The Wise Politeness Shown by Courtly Owls – An Owl and the Pussycat Poem

Years ago, as very few people have known, I was something of a traveler. Not for me those glamorous places of the world, those star flung cities of Cannes, Paris, London, Rome, etc. I was one for exploring exotic realms, largely unknown, with largely unpronounceable names, when they even had names. One evening, as I was camping out in one of these unusual forests, I came to discover a new species of bird, and I’ve chosen to create my poem based upon this experience.

     In twilight hours filled with forest glooms
I mused, when, suddenly, weird whirling plumes
Alit from out the dark. The strangest birds
I’ve ever seen! It’s difficult for words
To quite describe them, for, instead of claws,
These avians each had two sets of paws,
And whiskers, ears, and each one had a tail!
These kittenbirds made me strange shades of pale.

And then I noticed where they landed: she,
A mother cat, then mewed and purred with glee.
“Now, Mama, can you tell us how you met
Our Papa?”

“Oh, of course. Now you all set
Your tails down here. In summer, round midnight,
The moon was one full bowl of cream, and light
Spread over all like butter on warm toast–
I was so ravenous, my kittens, most
Of all I heard one ruffian vile mouse
Carousing in the undergrowth.

That louse
Was in my sights, then whoosh, from overhead,
As soft as something from a wedding bed,
A rush of feathers and the sound of wings:
The noise that only massive plumage brings!
From out the sky your father, with a pounce,
And a majestic flurry and a bounce,
Just nabbed that mouse … and I let out a cry
Of famished disappointment.

With a sigh
He landed, and the gentleman he is,
Said “Lovely maiden, pardon me, but is
This mouse sufficient meat to dine upon?”
And left the mouse for me.

I’d no thoughts on
The wise politeness shown by courtly owls:
They’re not a category of the fowls
I’m well acquainted with.

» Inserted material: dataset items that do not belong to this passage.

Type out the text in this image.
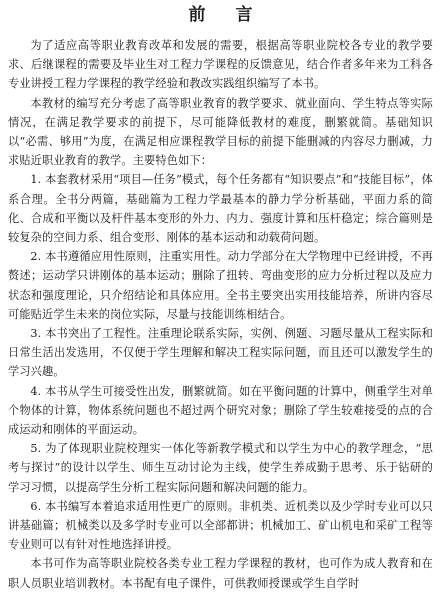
前 言

为了适应高等职业教育改革和发展的需要，根据高等职业院校各专业的教学要求、后继课程的需要及毕业生对工程力学课程的反馈意见，结合作者多年来为工科各专业讲授工程力学课程的教学经验和教改实践组织编写了本书。

本教材的编写充分考虑了高等职业教育的教学要求、就业面向、学生特点等实际情况，在满足教学要求的前提下，尽可能降低教材的难度，删繁就简。基础知识以“必需、够用”为度，在满足相应课程教学目标的前提下能删减的内容尽力删减，力求贴近职业教育的教学。主要特色如下：

1. 本套教材采用“项目—任务”模式，每个任务都有“知识要点”和“技能目标”，体系合理。全书分两篇，基础篇为工程力学最基本的静力学分析基础，平面力系的简化、合成和平衡以及杆件基本变形的外力、内力、强度计算和压杆稳定；综合篇则是较复杂的空间力系、组合变形、刚体的基本运动和动载荷问题。

2. 本书遵循应用性原则，注重实用性。动力学部分在大学物理中已经讲授，不再赘述；运动学只讲刚体的基本运动；删除了扭转、弯曲变形的应力分析过程以及应力状态和强度理论，只介绍结论和具体应用。全书主要突出实用技能培养，所讲内容尽可能贴近学生未来的岗位实际，尽量与技能训练相结合。

3. 本书突出了工程性。注重理论联系实际，实例、例题、习题尽量从工程实际和日常生活出发选用，不仅便于学生理解和解决工程实际问题，而且还可以激发学生的学习兴趣。

4. 本书从学生可接受性出发，删繁就简。如在平衡问题的计算中，侧重学生对单个物体的计算，物体系统问题也不超过两个研究对象；删除了学生较难接受的点的合成运动和刚体的平面运动。

5. 为了体现职业院校理实一体化等新教学模式和以学生为中心的教学理念，“思考与探讨”的设计以学生、师生互动讨论为主线，使学生养成勤于思考、乐于钻研的学习习惯，以提高学生分析工程实际问题和解决问题的能力。

6. 本书编写本着追求适用性更广的原则。非机类、近机类以及少学时专业可以只讲基础篇；机械类以及多学时专业可以全部都讲；机械加工、矿山机电和采矿工程等专业则可以有针对性地选择讲授。

本书可作为高等职业院校各类专业工程力学课程的教材，也可作为成人教育和在职人员职业培训教材。本书配有电子课件，可供教师授课或学生自学时
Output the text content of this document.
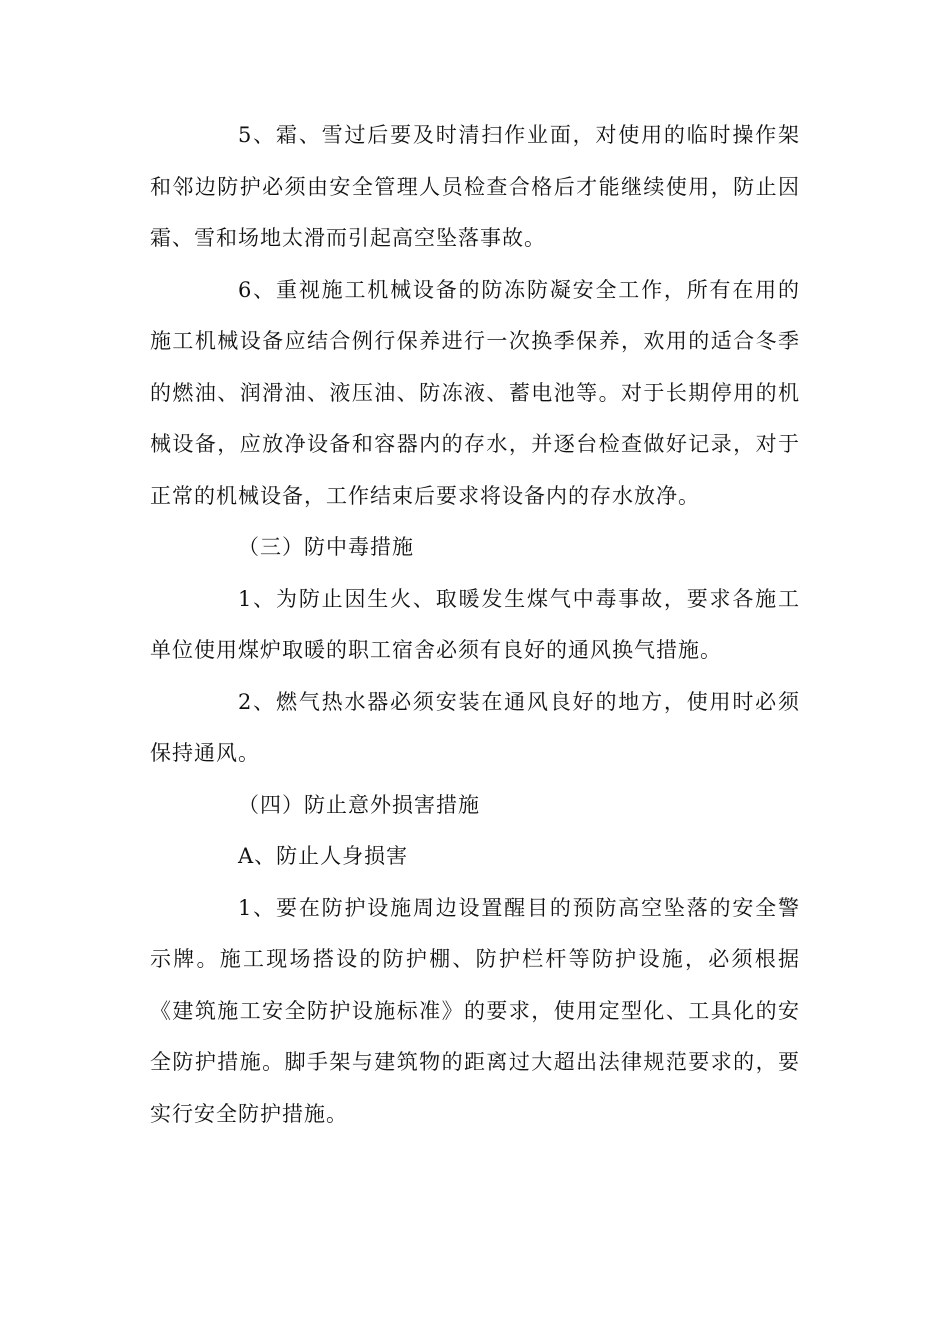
5、霜、雪过后要及时清扫作业面，对使用的临时操作架和邻边防护必须由安全管理人员检查合格后才能继续使用，防止因霜、雪和场地太滑而引起高空坠落事故。

6、重视施工机械设备的防冻防凝安全工作，所有在用的施工机械设备应结合例行保养进行一次换季保养，欢用的适合冬季的燃油、润滑油、液压油、防冻液、蓄电池等。对于长期停用的机械设备，应放净设备和容器内的存水，并逐台检查做好记录，对于正常的机械设备，工作结束后要求将设备内的存水放净。

（三）防中毒措施

1、为防止因生火、取暖发生煤气中毒事故，要求各施工单位使用煤炉取暖的职工宿舍必须有良好的通风换气措施。

2、燃气热水器必须安装在通风良好的地方，使用时必须保持通风。

（四）防止意外损害措施

A、防止人身损害

1、要在防护设施周边设置醒目的预防高空坠落的安全警示牌。施工现场搭设的防护棚、防护栏杆等防护设施，必须根据《建筑施工安全防护设施标准》的要求，使用定型化、工具化的安全防护措施。脚手架与建筑物的距离过大超出法律规范要求的，要实行安全防护措施。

With my best thanks
I settled in to dine.

Then, from what ranks
Of  rodents he had rattled, one, two, three,
He scooped a few more up for hungry me.
And that, dears’s, when your papa and I met
And how those swift and lofty wings you get.”

And then, in noble poise, she proudly walked
Away. Her happy kit-owls swooped and talked
Of this and that and sundry other things,
And how purrhaps their papa got his wings.